Europe’s involvement in Sudan and Niger underscores author and activist Harsha Walia’s argument in her book, Undoing Border Imperialism, that border control measures are a form of imperialism because they include displacement, criminalization, racialized hierarchies and the exploitation of people. It is noticeable in terms of historical echoes for EU border imperialism that while the Scramble for Africa was largely defended by its colonial apologists for its potential to civilize the “barbarians” at Europe’s gates, the focus this time seems to be only about keeping the “barbarians” from passing through Europe’s gates.
In even more disturbing historical parallels, it is shocking to note that while the 1885 Berlin Agreement stipulated that Africa “may not serve as a market or means of transit for the trade in slaves, of whatever race they may be,” the EU’s collaboration with Libyan militia has actually led to a revival of the slave trade, with refugees being sold as slaves captured on CNN in late 2017.
Borders Equal Violence
We should not ultimately be surprised. As journalist Dawn Paley has noted, “far from preventing violence, the border is in fact the reason it occurs.” Borders are walls that seek to block out a gross inequality between Africa and Europe constructed during colonialism and perpetuated by European economic and political policies today. Ultimately this violence is felt on the body, the border marking its scars across the flesh of people. It is felt in the torn skin of those who daily try to cross the fortified fences of Ceuta and Melilla in Morocco. It is felt in the violated bodies of women raped and abused by smugglers and border guards. It is there in the many undiscovered skeletons in North African deserts and the Mediterranean Sea.
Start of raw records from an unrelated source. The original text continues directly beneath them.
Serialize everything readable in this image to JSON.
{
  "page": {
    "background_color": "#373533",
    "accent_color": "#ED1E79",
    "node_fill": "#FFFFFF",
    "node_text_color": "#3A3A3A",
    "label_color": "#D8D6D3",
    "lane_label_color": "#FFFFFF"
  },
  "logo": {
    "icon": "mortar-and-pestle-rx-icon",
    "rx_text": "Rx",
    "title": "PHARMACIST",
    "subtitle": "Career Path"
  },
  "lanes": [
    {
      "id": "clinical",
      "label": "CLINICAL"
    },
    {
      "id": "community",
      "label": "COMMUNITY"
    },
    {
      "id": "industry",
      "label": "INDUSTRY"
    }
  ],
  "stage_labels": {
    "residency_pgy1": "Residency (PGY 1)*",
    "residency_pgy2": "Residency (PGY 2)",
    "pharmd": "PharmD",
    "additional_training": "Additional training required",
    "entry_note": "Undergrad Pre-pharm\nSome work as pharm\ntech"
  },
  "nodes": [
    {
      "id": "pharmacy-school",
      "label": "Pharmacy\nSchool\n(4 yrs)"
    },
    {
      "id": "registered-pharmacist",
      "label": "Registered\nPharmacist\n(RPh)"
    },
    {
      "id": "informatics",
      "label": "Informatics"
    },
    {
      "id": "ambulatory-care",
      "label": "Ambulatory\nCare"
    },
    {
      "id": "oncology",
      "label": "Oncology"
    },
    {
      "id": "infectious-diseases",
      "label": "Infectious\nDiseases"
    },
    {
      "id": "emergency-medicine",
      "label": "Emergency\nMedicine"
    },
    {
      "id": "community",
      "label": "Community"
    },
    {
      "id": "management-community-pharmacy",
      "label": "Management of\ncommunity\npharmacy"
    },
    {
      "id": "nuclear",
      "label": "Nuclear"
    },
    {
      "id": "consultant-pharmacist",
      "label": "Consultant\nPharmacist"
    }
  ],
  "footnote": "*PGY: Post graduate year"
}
This border imperialism is not an exclusive European phenomenon. It can be found in Mexico’s Programa Frontera Sur, started in 2014 under pressure from the United States, to strengthen border security on its border with Guatemala. Like its European equivalents, it has also resulted in more repression and violence against refugees, increased detention and deportations and the forcing of refugees towards more dangerous migration routes and into the hands of criminal smuggle networks.
Perhaps the most well-known example of border externalization are Australia’s offshore detention centers on the islands of Nauru and, until ruled illegal last year, in Manus (Papua New Guinea). All migrants trying to go to Australia by sea are transported to these centers, which are run by private contractors, and kept there for long periods. If the detained refugees are granted asylum status, they are resettled in third countries. This policy is accompanied by “Operation Sovereign Borders”, a military maritime operation to force or tow refugee boats back to international waters.
There have been many cases of human rights violations in Australia’s offshore detention centers. Yet many European leaders have embraced the Australian model, increasingly arguing for the EU to put refugees in “processing camps” in North African countries, building on the current policy of turning Europe’s neighbors into its new border guards. Europe enthusiastically embraces the Australian approach of building camps in remote places, which, as human rights lawyer Daniel Webb notes, serve “to hide from view what they don’t want the public to see — deliberate cruelty to innocent human beings.”